ゴルフ場のなかには、ハーフパンツを履く際はハイソックスの着用を義務付けているところもあります。なぜハイソックスを履かなければならないのでしょうか?

ハーフパンツにハイソックスのドレスコードは日本だけ

 ゴルフは厳格なルールやマナー、ドレスコードが存在する紳士淑女のスポーツであり、スコットランドが発祥の地といわれています。

 ジャケットや襟付きのシャツにチノパン、革靴を履いてクラブハウスに入場するのが一般的ですが、気温が高い6〜8月の間はジャケットの着用を任意にするなど、ドレスコードを緩めるゴルフ場も増えています。

ハーフパンツとハイソックスを組み合わせたスタイル 写真:Getty Images
ハーフパンツとハイソックスを組み合わせたスタイル 写真:Getty Images

 ゴルフは「炎天下のなか長ズボンでプレーするスポーツ」のイメージがあるかもしれませんが、ラウンド中はハーフパンツの着用を認めているゴルフ場がほとんどです。しかし名門のコースのなかには、ハーフパンツ時はハイソックスの着用をドレスコードとしているゴルフ場もあります。

 暑さを軽減するためにハーフパンツを着用しているにも関わらず、ハイソックスを履くのは本末転倒な気もしますが、なぜこのような文化が生まれたのでしょうか。
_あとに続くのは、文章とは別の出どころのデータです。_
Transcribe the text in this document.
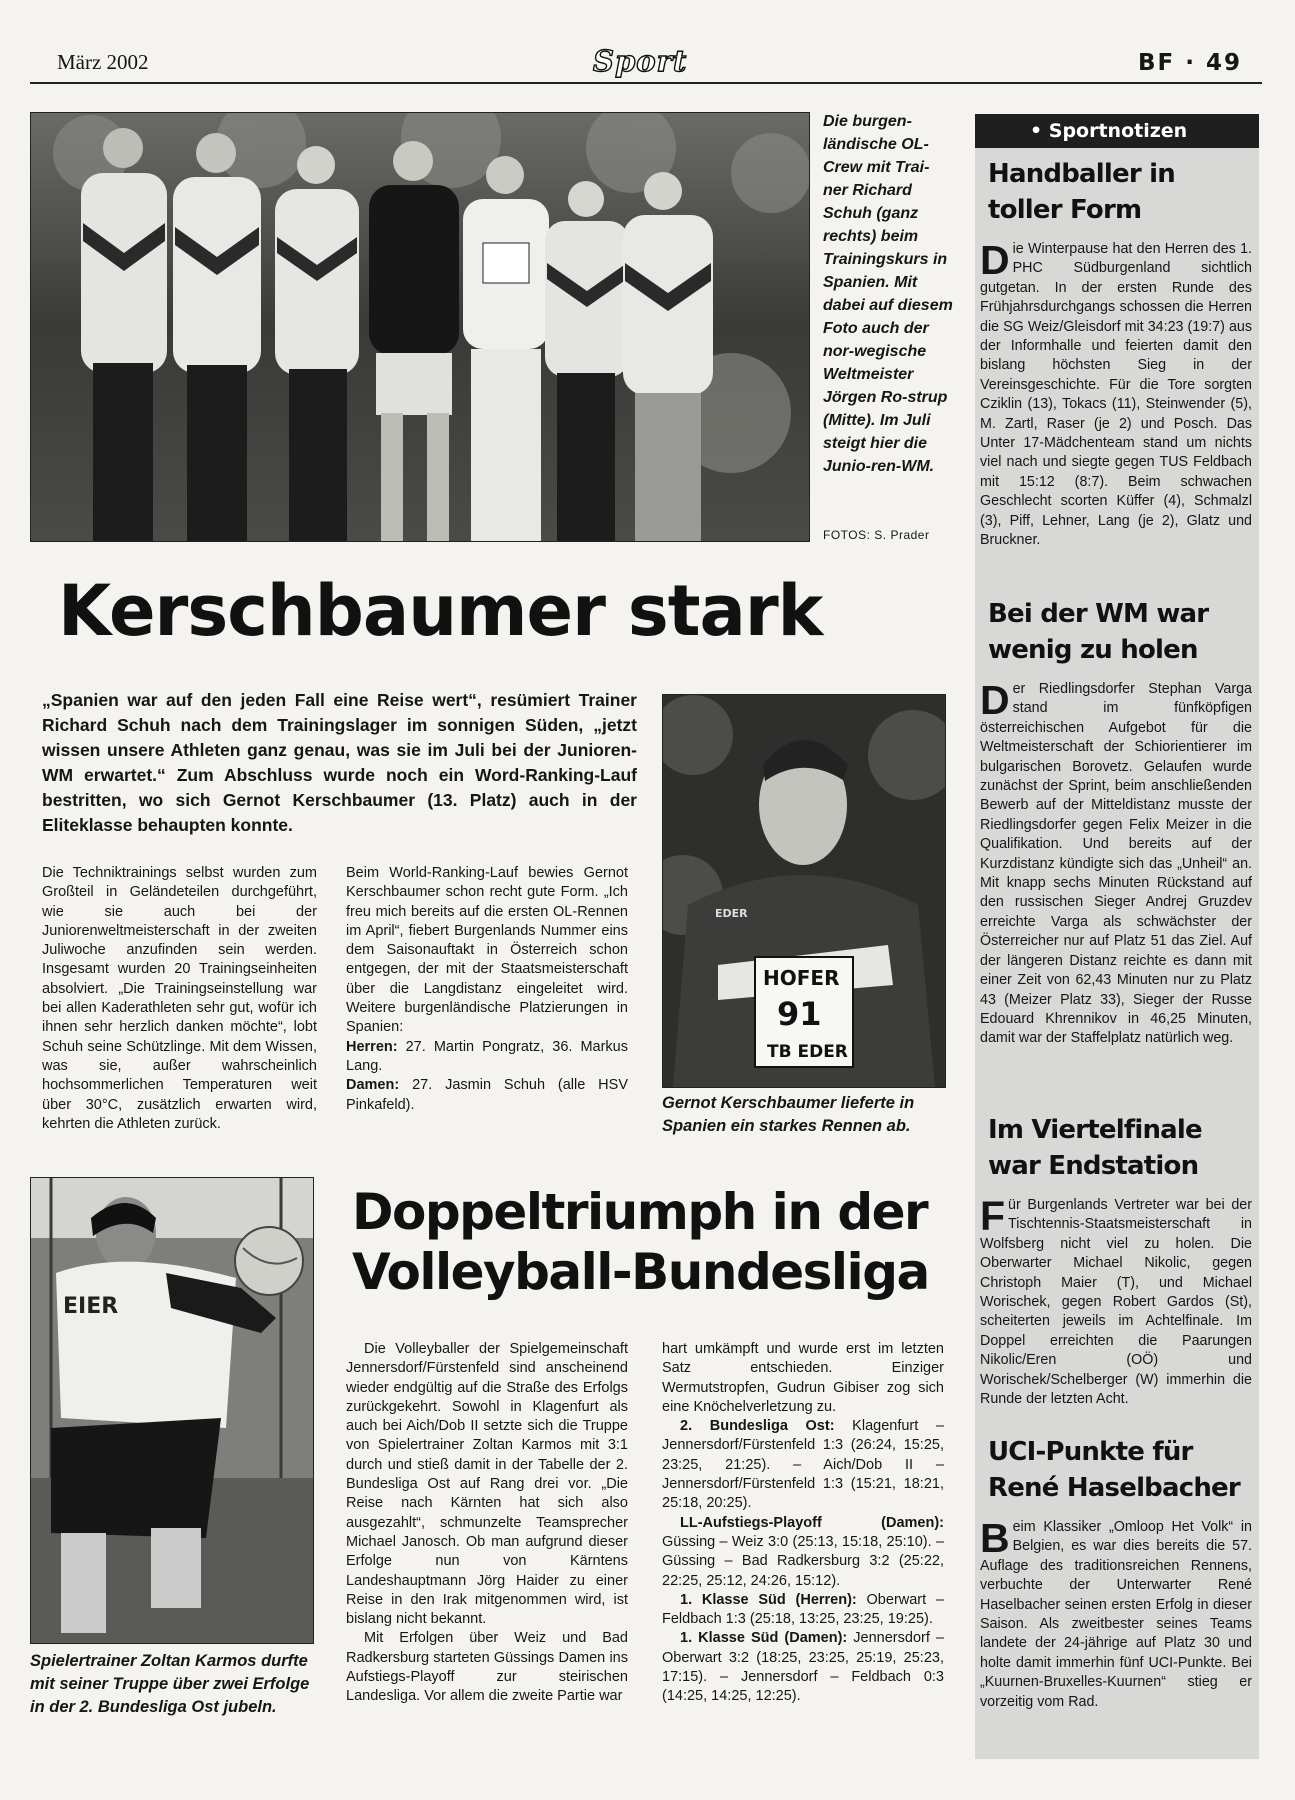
März 2002	Sport	BF · 49

Die burgen-ländische OL-Crew mit Trai-ner Richard Schuh (ganz rechts) beim Trainingskurs in Spanien. Mit dabei auf diesem Foto auch der nor-wegische Weltmeister Jörgen Ro-strup (Mitte). Im Juli steigt hier die Junio-ren-WM.

FOTOS: S. Prader
Kerschbaumer stark

„Spanien war auf den jeden Fall eine Reise wert“, resümiert Trainer Richard Schuh nach dem Trainingslager im sonnigen Süden, „jetzt wissen unsere Athleten ganz genau, was sie im Juli bei der Junioren-WM erwartet.“ Zum Abschluss wurde noch ein Word-Ranking-Lauf bestritten, wo sich Gernot Kerschbaumer (13. Platz) auch in der Eliteklasse behaupten konnte.

Die Techniktrainings selbst wurden zum Großteil in Geländeteilen durchgeführt, wie sie auch bei der Juniorenweltmeisterschaft in der zweiten Juliwoche anzufinden sein werden. Insgesamt wurden 20 Trainingseinheiten absolviert. „Die Trainingseinstellung war bei allen Kaderathleten sehr gut, wofür ich ihnen sehr herzlich danken möchte“, lobt Schuh seine Schützlinge. Mit dem Wissen, was sie, außer wahrscheinlich hochsommerlichen Temperaturen weit über 30°C, zusätzlich erwarten wird, kehrten die Athleten zurück.

Beim World-Ranking-Lauf bewies Gernot Kerschbaumer schon recht gute Form. „Ich freu mich bereits auf die ersten OL-Rennen im April“, fiebert Burgenlands Nummer eins dem Saisonauftakt in Österreich schon entgegen, der mit der Staatsmeisterschaft über die Langdistanz eingeleitet wird. Weitere burgenländische Platzierungen in Spanien:

Herren: 27. Martin Pongratz, 36. Markus Lang.

Damen: 27. Jasmin Schuh (alle HSV Pinkafeld).

HOFER
91
TB EDER
EDER

Gernot Kerschbaumer lieferte in Spanien ein starkes Rennen ab.

EIER

Spielertrainer Zoltan Karmos durfte mit seiner Truppe über zwei Erfolge in der 2. Bundesliga Ost jubeln.

Doppeltriumph in der
Volleyball-Bundesliga

Die Volleyballer der Spielgemeinschaft Jennersdorf/Fürstenfeld sind anscheinend wieder endgültig auf die Straße des Erfolgs zurückgekehrt. Sowohl in Klagenfurt als auch bei Aich/Dob II setzte sich die Truppe von Spielertrainer Zoltan Karmos mit 3:1 durch und stieß damit in der Tabelle der 2. Bundesliga Ost auf Rang drei vor. „Die Reise nach Kärnten hat sich also ausgezahlt“, schmunzelte Teamsprecher Michael Janosch. Ob man aufgrund dieser Erfolge nun von Kärntens Landeshauptmann Jörg Haider zu einer Reise in den Irak mitgenommen wird, ist bislang nicht bekannt.

Mit Erfolgen über Weiz und Bad Radkersburg starteten Güssings Damen ins Aufstiegs-Playoff zur steirischen Landesliga. Vor allem die zweite Partie war

hart umkämpft und wurde erst im letzten Satz entschieden. Einziger Wermutstropfen, Gudrun Gibiser zog sich eine Knöchelverletzung zu.

2. Bundesliga Ost: Klagenfurt – Jennersdorf/Fürstenfeld 1:3 (26:24, 15:25, 23:25, 21:25). – Aich/Dob II – Jennersdorf/Fürstenfeld 1:3 (15:21, 18:21, 25:18, 20:25).

LL-Aufstiegs-Playoff (Damen): Güssing – Weiz 3:0 (25:13, 15:18, 25:10). – Güssing – Bad Radkersburg 3:2 (25:22, 22:25, 25:12, 24:26, 15:12).

1. Klasse Süd (Herren): Oberwart – Feldbach 1:3 (25:18, 13:25, 23:25, 19:25).

1. Klasse Süd (Damen): Jennersdorf – Oberwart 3:2 (18:25, 23:25, 25:19, 25:23, 17:15). – Jennersdorf – Feldbach 0:3 (14:25, 14:25, 12:25).

• Sportnotizen
Handballer in toller Form

Die Winterpause hat den Herren des 1. PHC Südburgenland sichtlich gutgetan. In der ersten Runde des Frühjahrsdurchgangs schossen die Herren die SG Weiz/Gleisdorf mit 34:23 (19:7) aus der Informhalle und feierten damit den bislang höchsten Sieg in der Vereinsgeschichte. Für die Tore sorgten Cziklin (13), Tokacs (11), Steinwender (5), M. Zartl, Raser (je 2) und Posch. Das Unter 17-Mädchenteam stand um nichts viel nach und siegte gegen TUS Feldbach mit 15:12 (8:7). Beim schwachen Geschlecht scorten Küffer (4), Schmalzl (3), Piff, Lehner, Lang (je 2), Glatz und Bruckner.

Bei der WM war wenig zu holen

Der Riedlingsdorfer Stephan Varga stand im fünfköpfigen österreichischen Aufgebot für die Weltmeisterschaft der Schiorientierer im bulgarischen Borovetz. Gelaufen wurde zunächst der Sprint, beim anschließenden Bewerb auf der Mitteldistanz musste der Riedlingsdorfer gegen Felix Meizer in die Qualifikation. Und bereits auf der Kurzdistanz kündigte sich das „Unheil“ an. Mit knapp sechs Minuten Rückstand auf den russischen Sieger Andrej Gruzdev erreichte Varga als schwächster der Österreicher nur auf Platz 51 das Ziel. Auf der längeren Distanz reichte es dann mit einer Zeit von 62,43 Minuten nur zu Platz 43 (Meizer Platz 33), Sieger der Russe Edouard Khrennikov in 46,25 Minuten, damit war der Staffelplatz natürlich weg.

Im Viertelfinale war Endstation

Für Burgenlands Vertreter war bei der Tischtennis-Staatsmeisterschaft in Wolfsberg nicht viel zu holen. Die Oberwarter Michael Nikolic, gegen Christoph Maier (T), und Michael Worischek, gegen Robert Gardos (St), scheiterten jeweils im Achtelfinale. Im Doppel erreichten die Paarungen Nikolic/Eren (OÖ) und Worischek/Schelberger (W) immerhin die Runde der letzten Acht.

UCI-Punkte für René Haselbacher

Beim Klassiker „Omloop Het Volk“ in Belgien, es war dies bereits die 57. Auflage des traditionsreichen Rennens, verbuchte der Unterwarter René Haselbacher seinen ersten Erfolg in dieser Saison. Als zweitbester seines Teams landete der 24-jährige auf Platz 30 und holte damit immerhin fünf UCI-Punkte. Bei „Kuurnen-Bruxelles-Kuurnen“ stieg er vorzeitig vom Rad.
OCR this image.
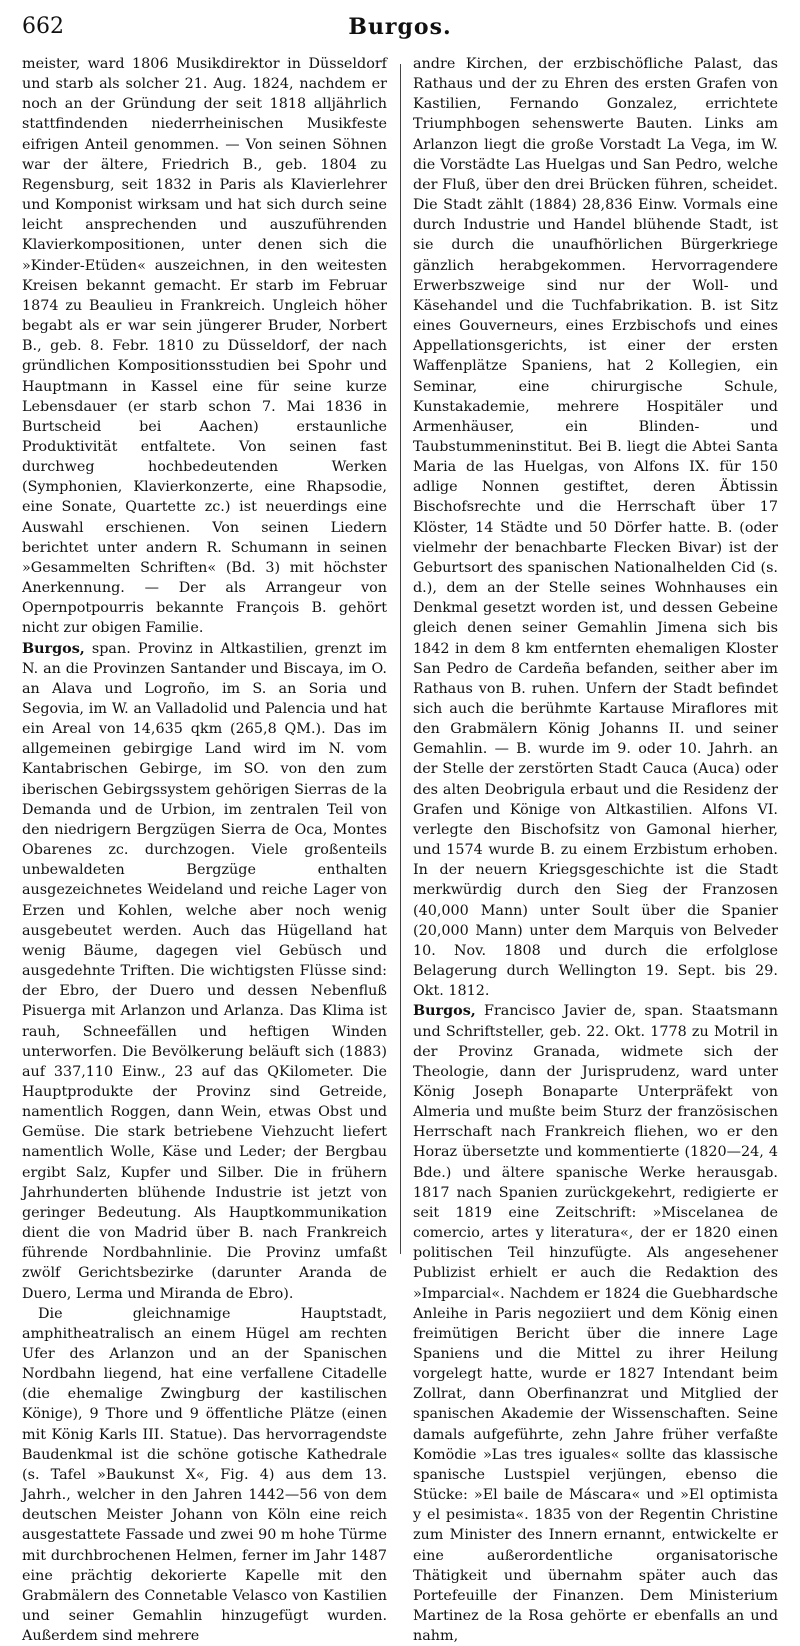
662	Burgos.

meister, ward 1806 Musikdirektor in Düsseldorf und starb als solcher 21. Aug. 1824, nachdem er noch an der Gründung der seit 1818 alljährlich stattfindenden niederrheinischen Musikfeste eifrigen Anteil genommen. — Von seinen Söhnen war der ältere, Friedrich B., geb. 1804 zu Regensburg, seit 1832 in Paris als Klavierlehrer und Komponist wirksam und hat sich durch seine leicht ansprechenden und auszuführenden Klavierkompositionen, unter denen sich die »Kinder-Etüden« auszeichnen, in den weitesten Kreisen bekannt gemacht. Er starb im Februar 1874 zu Beaulieu in Frankreich. Ungleich höher begabt als er war sein jüngerer Bruder, Norbert B., geb. 8. Febr. 1810 zu Düsseldorf, der nach gründlichen Kompositionsstudien bei Spohr und Hauptmann in Kassel eine für seine kurze Lebensdauer (er starb schon 7. Mai 1836 in Burtscheid bei Aachen) erstaunliche Produktivität entfaltete. Von seinen fast durchweg hochbedeutenden Werken (Symphonien, Klavierkonzerte, eine Rhapsodie, eine Sonate, Quartette zc.) ist neuerdings eine Auswahl erschienen. Von seinen Liedern berichtet unter andern R. Schumann in seinen »Gesammelten Schriften« (Bd. 3) mit höchster Anerkennung. — Der als Arrangeur von Opernpotpourris bekannte François B. gehört nicht zur obigen Familie.

Burgos, span. Provinz in Altkastilien, grenzt im N. an die Provinzen Santander und Biscaya, im O. an Alava und Logroño, im S. an Soria und Segovia, im W. an Valladolid und Palencia und hat ein Areal von 14,635 qkm (265,8 QM.). Das im allgemeinen gebirgige Land wird im N. vom Kantabrischen Gebirge, im SO. von den zum iberischen Gebirgssystem gehörigen Sierras de la Demanda und de Urbion, im zentralen Teil von den niedrigern Bergzügen Sierra de Oca, Montes Obarenes zc. durchzogen. Viele großenteils unbewaldeten Bergzüge enthalten ausgezeichnetes Weideland und reiche Lager von Erzen und Kohlen, welche aber noch wenig ausgebeutet werden. Auch das Hügelland hat wenig Bäume, dagegen viel Gebüsch und ausgedehnte Triften. Die wichtigsten Flüsse sind: der Ebro, der Duero und dessen Nebenfluß Pisuerga mit Arlanzon und Arlanza. Das Klima ist rauh, Schneefällen und heftigen Winden unterworfen. Die Bevölkerung beläuft sich (1883) auf 337,110 Einw., 23 auf das QKilometer. Die Hauptprodukte der Provinz sind Getreide, namentlich Roggen, dann Wein, etwas Obst und Gemüse. Die stark betriebene Viehzucht liefert namentlich Wolle, Käse und Leder; der Bergbau ergibt Salz, Kupfer und Silber. Die in frühern Jahrhunderten blühende Industrie ist jetzt von geringer Bedeutung. Als Hauptkommunikation dient die von Madrid über B. nach Frankreich führende Nordbahnlinie. Die Provinz umfaßt zwölf Gerichtsbezirke (darunter Aranda de Duero, Lerma und Miranda de Ebro).

Die gleichnamige Hauptstadt, amphitheatralisch an einem Hügel am rechten Ufer des Arlanzon und an der Spanischen Nordbahn liegend, hat eine verfallene Citadelle (die ehemalige Zwingburg der kastilischen Könige), 9 Thore und 9 öffentliche Plätze (einen mit König Karls III. Statue). Das hervorragendste Baudenkmal ist die schöne gotische Kathedrale (s. Tafel »Baukunst X«, Fig. 4) aus dem 13. Jahrh., welcher in den Jahren 1442—56 von dem deutschen Meister Johann von Köln eine reich ausgestattete Fassade und zwei 90 m hohe Türme mit durchbrochenen Helmen, ferner im Jahr 1487 eine prächtig dekorierte Kapelle mit den Grabmälern des Connetable Velasco von Kastilien und seiner Gemahlin hinzugefügt wurden. Außerdem sind mehrere

andre Kirchen, der erzbischöfliche Palast, das Rathaus und der zu Ehren des ersten Grafen von Kastilien, Fernando Gonzalez, errichtete Triumphbogen sehenswerte Bauten. Links am Arlanzon liegt die große Vorstadt La Vega, im W. die Vorstädte Las Huelgas und San Pedro, welche der Fluß, über den drei Brücken führen, scheidet. Die Stadt zählt (1884) 28,836 Einw. Vormals eine durch Industrie und Handel blühende Stadt, ist sie durch die unaufhörlichen Bürgerkriege gänzlich herabgekommen. Hervorragendere Erwerbszweige sind nur der Woll- und Käsehandel und die Tuchfabrikation. B. ist Sitz eines Gouverneurs, eines Erzbischofs und eines Appellationsgerichts, ist einer der ersten Waffenplätze Spaniens, hat 2 Kollegien, ein Seminar, eine chirurgische Schule, Kunstakademie, mehrere Hospitäler und Armenhäuser, ein Blinden- und Taubstummeninstitut. Bei B. liegt die Abtei Santa Maria de las Huelgas, von Alfons IX. für 150 adlige Nonnen gestiftet, deren Äbtissin Bischofsrechte und die Herrschaft über 17 Klöster, 14 Städte und 50 Dörfer hatte. B. (oder vielmehr der benachbarte Flecken Bivar) ist der Geburtsort des spanischen Nationalhelden Cid (s. d.), dem an der Stelle seines Wohnhauses ein Denkmal gesetzt worden ist, und dessen Gebeine gleich denen seiner Gemahlin Jimena sich bis 1842 in dem 8 km entfernten ehemaligen Kloster San Pedro de Cardeña befanden, seither aber im Rathaus von B. ruhen. Unfern der Stadt befindet sich auch die berühmte Kartause Miraflores mit den Grabmälern König Johanns II. und seiner Gemahlin. — B. wurde im 9. oder 10. Jahrh. an der Stelle der zerstörten Stadt Cauca (Auca) oder des alten Deobrigula erbaut und die Residenz der Grafen und Könige von Altkastilien. Alfons VI. verlegte den Bischofsitz von Gamonal hierher, und 1574 wurde B. zu einem Erzbistum erhoben. In der neuern Kriegsgeschichte ist die Stadt merkwürdig durch den Sieg der Franzosen (40,000 Mann) unter Soult über die Spanier (20,000 Mann) unter dem Marquis von Belveder 10. Nov. 1808 und durch die erfolglose Belagerung durch Wellington 19. Sept. bis 29. Okt. 1812.

Burgos, Francisco Javier de, span. Staatsmann und Schriftsteller, geb. 22. Okt. 1778 zu Motril in der Provinz Granada, widmete sich der Theologie, dann der Jurisprudenz, ward unter König Joseph Bonaparte Unterpräfekt von Almeria und mußte beim Sturz der französischen Herrschaft nach Frankreich fliehen, wo er den Horaz übersetzte und kommentierte (1820—24, 4 Bde.) und ältere spanische Werke herausgab. 1817 nach Spanien zurückgekehrt, redigierte er seit 1819 eine Zeitschrift: »Miscelanea de comercio, artes y literatura«, der er 1820 einen politischen Teil hinzufügte. Als angesehener Publizist erhielt er auch die Redaktion des »Imparcial«. Nachdem er 1824 die Guebhardsche Anleihe in Paris negoziiert und dem König einen freimütigen Bericht über die innere Lage Spaniens und die Mittel zu ihrer Heilung vorgelegt hatte, wurde er 1827 Intendant beim Zollrat, dann Oberfinanzrat und Mitglied der spanischen Akademie der Wissenschaften. Seine damals aufgeführte, zehn Jahre früher verfaßte Komödie »Las tres iguales« sollte das klassische spanische Lustspiel verjüngen, ebenso die Stücke: »El baile de Máscara« und »El optimista y el pesimista«. 1835 von der Regentin Christine zum Minister des Innern ernannt, entwickelte er eine außerordentliche organisatorische Thätigkeit und übernahm später auch das Portefeuille der Finanzen. Dem Ministerium Martinez de la Rosa gehörte er ebenfalls an und nahm,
ゴルフ場の経営コンサルティングを行う飯島敏郎氏(株式会社TPC代表取締役社長)は以下のように話します。

「実はハーフパンツにハイソックスの組み合わせをドレスコードとして取り入れているのは日本だけです。ハイソックスを履く文化は、ニッカポッカを履きながらゴルフをプレーするスタイルと合わせてスコットランドから伝わり、日本で独自に解釈されたものです」

「ニッカポッカが誕生した背景には、ゴルフスラングでいうと『卵を産む』ことの防止で、不正をしないことを示す目的があったといわれています。卵を産むとは、OB周辺や林のなかにボールが飛んでいきロストした際に、穴の空いたズボンのポケットからボールを落とし『ここにあった!』とインプレー以外のボールを落としてプレーする不正行為です」

「しかしニッカポッカであればズボンの裾が内側に折れているので、なかをつたってボールを落とすことができません」

 現代でも林のなかなど、同伴者の目が届かないところで卵を産むゴルファーは少なからずいます。では、ハイソックスはどのような理由で履くようになったのでしょうか。

「スコットランドには、ハリエニシダと呼ばれる黄色のトゲを持った花がリンクスのなかに多く咲いています。ハリエニシダが多く咲いている場所にハーフパンツ、ローソックスでボール探しにいくと足が傷だらけになってしまうため、ハイソックスを履いて足を保護する文化が根付きました」

「日本のゴルフ場に体を傷つけるような毒のある花は咲いていないので、ハイソックスを履く必要は本来ないのですが『ハーフパンツにはハイソックス』のスコットランドで生まれた文化を上辺だけなぞって取り入れている状態です」

 ゴルフの歴史や文化を重んじてプレーすることは重要ですが、プレーの快適さが失われたり現代のファッション的にも時代に合っていなかったりするので、ハイソックスは日本の文化に合わないといえるかもしれません。

意味なく存在する独自ルール

 さらに飯島氏は、ハイソックス問題に加えて「くるぶし問題」も存在すると話します。

「マナーを議論するフェローシップ委員会では、たびたび『くるぶし問題』が議題にあがります。例えばスニーカーソックスはNGだけど、くるぶしが隠れる靴下ならOKとするゴルフ場もあります」

スニーカーソックスはNGだが、くるぶしが隠れる靴下ならOKとするゴルフ場もある 写真:AC
スニーカーソックスはNGだが、くるぶしが隠れる靴下ならOKとするゴルフ場もある 写真:AC

「くるぶしが隠れているかどうかがドレスコードの基準となります。ほかにも『目立つ赤色の靴下は禁止』など色を指定しているゴルフ場も存在します。ゴルフ場のHPを確認すると、ドレスコードの詳細が出てくるので確認してから予約すると良いでしょう」

 若年ゴルファーが増加傾向にあることを考えると、ブラック校則のような独自のルールを意味なく守り続けることは時代錯誤といえるかもしれません。

 特定のスポーツが流行るためには、ウエアのカッコよさや可愛さも重要であるといわれています。

 今年のゴルフフェアでは、さまざまなブランドからおしゃれなウエアが発表されていたので、時代に合わないルールには固執しすぎないことが新規ゴルファーの裾野を広げるひとつの方法かもしれません。